A recent defense that is being raised by Michigan No-fault insurers in many first party no-fault claims concerns the defense of constructive ownership of an uninsured vehicle. It often occurs in motor vehicle accidents that occupants of an uninsured motor vehicle may have borrowed a friend's or family member's vehicle which happens to be uninsured and the borrower of the vehicle has the misfortune of being involved in a serious accident. Under the recent decision of Twichel v MIC Gen. Ins. Corp., 469 Mich 524 (2004), insurance companies are arguing that if a person had the legal right to use a vehicle for more than thirty days at the time of the accident, that that injured person should be deemed the constructive owner of the vehicle. Any owner of an uninsured vehicle is excluded from no-fault coverage. This type of argument could have serious consequences for an unsuspecting operator of a motor vehicle. For example, a friend or family member could go on an extended vacation or trip and allow a friend or family member to use their vehicle in their absence. The person using the vehicle in theory may have the right to use the vehicle for more than thirty days and when using the vehicle, is involved in an accident. If the insurance on the vehicle happened to lapse or is cancelled, the unsuspecting user of the vehicle could be deemed the owner and excluded from no-fault benefits including lifetime medical benefits.
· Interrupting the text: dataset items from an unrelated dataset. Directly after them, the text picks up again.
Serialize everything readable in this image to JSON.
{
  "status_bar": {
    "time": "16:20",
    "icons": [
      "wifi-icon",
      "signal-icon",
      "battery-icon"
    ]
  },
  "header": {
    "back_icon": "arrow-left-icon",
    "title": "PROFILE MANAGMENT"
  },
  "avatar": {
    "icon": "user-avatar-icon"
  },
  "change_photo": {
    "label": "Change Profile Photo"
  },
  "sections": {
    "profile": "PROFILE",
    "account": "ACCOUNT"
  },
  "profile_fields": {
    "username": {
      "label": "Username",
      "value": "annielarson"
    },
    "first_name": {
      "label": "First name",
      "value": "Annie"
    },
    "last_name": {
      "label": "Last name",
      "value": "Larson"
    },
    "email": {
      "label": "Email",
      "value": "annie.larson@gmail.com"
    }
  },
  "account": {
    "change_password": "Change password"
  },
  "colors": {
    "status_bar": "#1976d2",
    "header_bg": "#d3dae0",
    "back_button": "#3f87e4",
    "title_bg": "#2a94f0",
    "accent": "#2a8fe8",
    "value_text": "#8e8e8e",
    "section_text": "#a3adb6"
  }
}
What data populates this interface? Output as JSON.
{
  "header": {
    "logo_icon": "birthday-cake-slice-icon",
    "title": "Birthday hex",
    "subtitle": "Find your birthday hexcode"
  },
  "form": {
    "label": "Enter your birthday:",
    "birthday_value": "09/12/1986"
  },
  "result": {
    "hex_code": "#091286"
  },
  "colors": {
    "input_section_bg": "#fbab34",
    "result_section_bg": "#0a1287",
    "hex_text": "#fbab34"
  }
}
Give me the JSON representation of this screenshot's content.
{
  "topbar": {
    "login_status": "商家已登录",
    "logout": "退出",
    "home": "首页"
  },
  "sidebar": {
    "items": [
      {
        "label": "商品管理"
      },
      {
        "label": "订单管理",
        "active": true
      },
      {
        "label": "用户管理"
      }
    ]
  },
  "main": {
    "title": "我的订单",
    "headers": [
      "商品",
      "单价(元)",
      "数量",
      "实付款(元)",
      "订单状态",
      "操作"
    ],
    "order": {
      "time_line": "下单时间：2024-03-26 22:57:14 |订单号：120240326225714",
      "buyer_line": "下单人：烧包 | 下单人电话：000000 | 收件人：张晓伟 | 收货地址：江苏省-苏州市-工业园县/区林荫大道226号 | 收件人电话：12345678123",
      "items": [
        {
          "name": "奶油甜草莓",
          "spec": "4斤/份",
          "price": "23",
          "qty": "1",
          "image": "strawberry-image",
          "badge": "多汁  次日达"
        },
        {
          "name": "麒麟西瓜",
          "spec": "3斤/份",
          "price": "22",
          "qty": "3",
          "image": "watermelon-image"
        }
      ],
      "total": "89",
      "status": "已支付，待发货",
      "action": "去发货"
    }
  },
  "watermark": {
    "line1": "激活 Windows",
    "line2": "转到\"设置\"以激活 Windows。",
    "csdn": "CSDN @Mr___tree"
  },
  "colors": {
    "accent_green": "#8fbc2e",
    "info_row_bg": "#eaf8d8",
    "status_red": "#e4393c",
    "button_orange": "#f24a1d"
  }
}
No-Fault insurers are raising this argument even where the borrower of the vehicle does not hold legal title to the involved car. A recent example of this issue involves the case of DeShon Kelly v State Farm Mutual Automobile Ins. Co. Ms. Kelly had borrowed a vehicle from her friend to use to drive to her place of employment. Unknown to Ms. Kelly, the insurance with the Auto Club Insurance Association was cancelled and she had the misfortune of being struck by a drunk driver in Troy, Michigan while a passenger in the vehicle. Ms. Kelly suffered a serious closed head injury as a result of the accident and needed rehabilitation treatment. Because the vehicle was uninsured, a no-fault application was made with the Michigan Assigned Claims Facility which assigned State Farm Mutual Automobile Insurance Company. After interviewing DeShon Kelly and learning that she had the keys to the vehicle and had occasionally used the vehicle to drive to work, State Farm took the position that Ms. Kelly was the constructive owner of the vehicle and denied her claim. The case proceeded to a jury trial in the Wayne County Circuit Court and a jury disagreed with State Farm and found that Ms. Kelly was not the constructive owner of the vehicle and awarded her no-fault benefits. Attached hereto is a summary from the Michigan Trial Reporter concerning this verdict in favor of Ms. Kelly. Unfortunately, Ms. Kelly was unable to receive much of the needed rehabilitation after this accident since she did not have medical insurance.
BE CAREFUL!
This defense has become very common in the insurance world. No-fault insurers are scrutinizing any claims involving uninsured vehicles to see if this legal argument can be raised. In the Twitchel case, the Michigan Supreme Court held that the operator of the uninsured vehicle was the owner where the person had only used the vehicle for a few days before the accident occurred relying upon the legal argument that since the person had the legal right to use the vehicle for more than thirty days, the operator of the vehicle was the constructive owner and disallowing the injured person's claim for no-fault benefits. In any situation involving an uninsured vehicle, the injured party should be very careful before making any statements to the investigating no-fault insurer and it would be wise to obtain legal counsel before blindly giving statements or being led down a path by an insurance investigator that leads to a denial of benefits and a long legal battle.